Between prompting for content, code, and architecture work, I'd say my productivity went up by at least 10x on tasks that used to eat hours: drafting proposals, reviewing code, writing technical docs, preparing presentations. AI didn't just change what I build on the side. It changed how I work every day.

This whole journey has been less than 20 months. Looking back at what I've covered, it's a lot. And there's still a lot of tools and governance yet to come. Even the major players are shifting constantly.
I'm avoiding OpenAI for now. I don't like where the company is heading. Right now I have subscriptions on both GCP and Claude, just for personal use. Under $50 a month combined. The iterations and new models are coming faster and faster. It's a bit scary and exciting at the same time.
My focus is on going deeper with Claude eco system (skills, code, cli, cowork etc..).

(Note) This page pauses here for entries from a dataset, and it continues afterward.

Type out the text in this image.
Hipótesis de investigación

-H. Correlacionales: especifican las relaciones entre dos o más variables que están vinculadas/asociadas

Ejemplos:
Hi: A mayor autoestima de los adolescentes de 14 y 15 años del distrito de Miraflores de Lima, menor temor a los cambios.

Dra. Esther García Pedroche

If you're starting this journey, here's my one piece of advice: start with the big market players. Google, Anthropic, the ones with a full ecosystem. Even if they're a step behind on a specific benchmark, they give you the complete package: APIs, tooling, integrations, scale, and long-term support. AI wrappers and smaller tools are not doing well right now. The ones that survive are the ones backed by companies that can keep shipping. Go where the ecosystem is, not where the hype is and always keep morality in mind.
The pace of change isn't slowing down. Neither am I.